The current milieu of optimism is realistic and India will do better in 2013, believes Deepak Parekh, chairman of HDFC. In an interview with Mihir Bhatt of Zee Business, he says the rupee remains the biggest worry, adding retail investors in equities should be incentivised. Edited excerpts:
Is the current optimism appropriate?
We’ll see the impact of reforms this year. And I am confident of higher growth prospects for the next few years. I expect GDP growth of 6.5% next fiscal. The Cabinet Committee on Investment is a good initiative by the government. It will take hard decisions quickly. Remember, over Rs 2 lakh crore of projects are stuck due for clearances. It is significant that the CCI can overrule the decision of ministries, which can get the economy moving.
Is it time to rectify all that went wrong economically?
The investment cycle should begin for growth to pick up. Industrialists and entrepreneurs need to be given the confidence to conduct business. Look at how the National Highways Authority and the environment ministry are going to court over projects. It’s ironical that two separate departments of the same government are fighting. I am hopeful the Prime Minister will take action in the CCI.
What’s your take on the fiscal deficit goal set?
5.3% is achievable. The roadmap set for next the 5 years is realistic. A large amount of unused funds will come back to the Centre and states in March. Direct tax recovery has been very buoyant. And the profitability of corporates will begin to show improvement from this (fourth) quarter.
What about interest rates?
See, there’s too much pressure on the Reserve Bank of India (RBI) governor Duvvuri Subbarao for cutting interest rates. I expect a modest rate cut of about 25-50 bps in the January policy review, though our inflation levels don’t justify a cut now.
What is your expectation from the RBI this year?

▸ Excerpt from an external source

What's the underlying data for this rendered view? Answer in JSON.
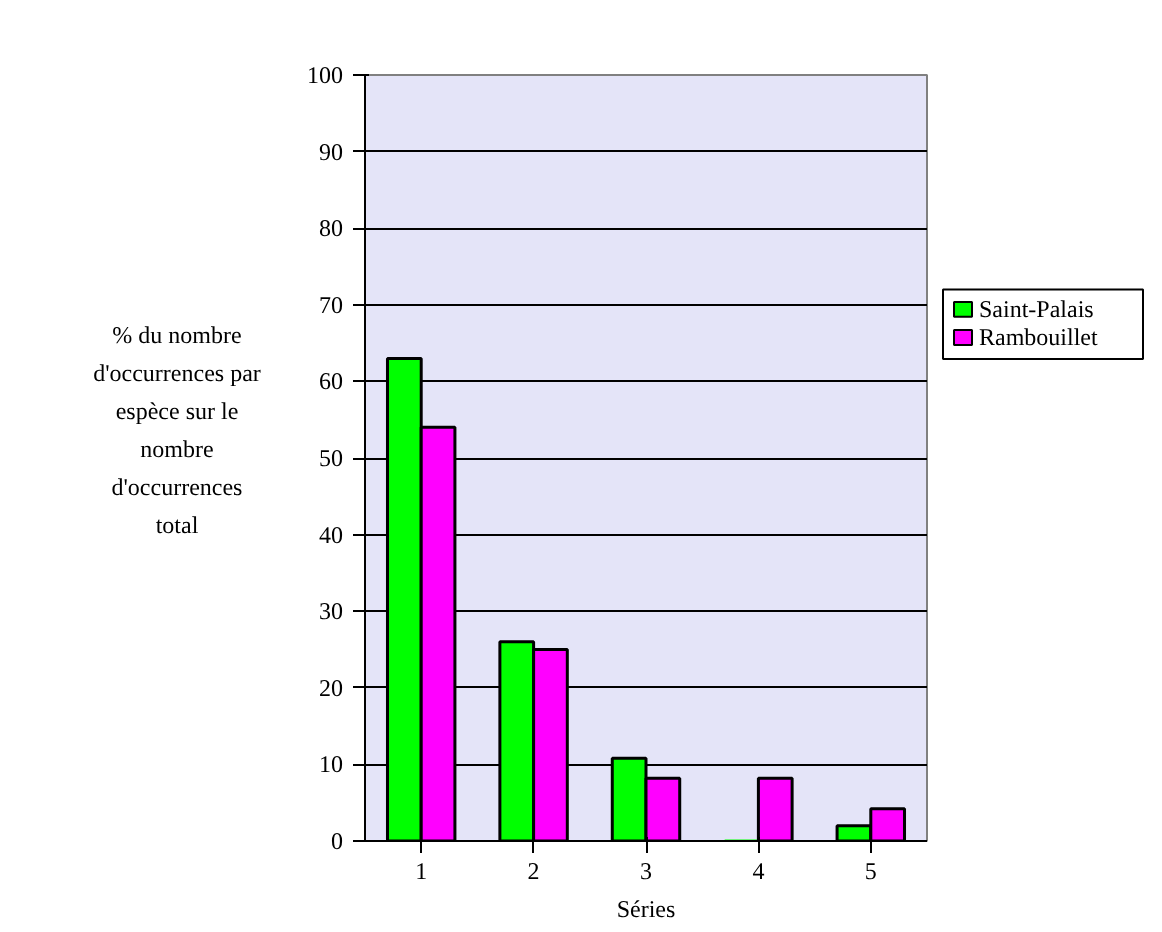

We are much behind the curve in cutting interest rates. Capital is available at much cheaper rates in the US and Europe (including hedging cost). I expect the RBI to cut rates by 150 bps in 2013
The general perception internationally is that India can't manage its resources well…
Corruption is a global phenomena. We need more transparency. Take the case of Coal India reneging on its agreement – that’s atrocious. Power plants are lying idle for want of coal. There are issues in gas pricing. The old gas pricing is not viable today. Companies can’t even achieve cost break-even at current prices. The price difference between imported gas and domestic is very high. But my sense is that both coal and gas issues are on the verge of settlement. The Prime Minister’s Office will ultimately intervene. The energy wheel in India will start moving if that happens.
What's your expectation from the equity markets this year?
We got about $23 billion of net foreign inflows last year. I don’t think we will get as much this year, yet equities should do better. But I am surprised that even after so much foreign flows, the rupee has slid. Clearly, weak exports and high gold consumption are the reasons for our current account deficit woes. I expect crude prices to moderate by 10-15% this year. This, and lesser gold imports, will help us reduce the current account deficit.
And the biggest worry in India right now?
It’s the rupee. A weak currency is not good for the reputation of any country. The over-dependence on oil in the import bill is a big challenge. We also need to increase taxes on gold and curb its consumption. Also, trading and speculation in gold has to be brought down.
So is it time to start taxing commodity trading with CTT?
CTT is a fait accompli. It will happen next month, and will help bring down speculation and trades. Trades are happening in such large volumes in commodities, CTT will certainly help.
What about real estate demand? We have seen dip in markets like Mumbai…
The demand in the housing sector is still very high. Demand in Mumbai exists, but affordability is an issue. Here, 60-70% of house cost is due to land cost. If land prices come down then only residential prices will become affordable. There are lots of empty spaces in residential buildings. There is a massive surplus in commercial real estate, due to which their prices have dropped. The same should happen in the residential market.
How will your home loan business be this year?
Expect sanction and disbursement to grow by about 20% this fiscal. Our credit growth base is becoming very large
Sebi has expressed concerns about IPO pricing. Your take on that?
We need to excite retail investors. We can’t let our market run by remote control. FIIs follow a herd mentality. When they exit , they exit in herd which is risky. The retail investor need to be incentivised for revival of the equity markets. The dominance of foreign inflows is too high in India.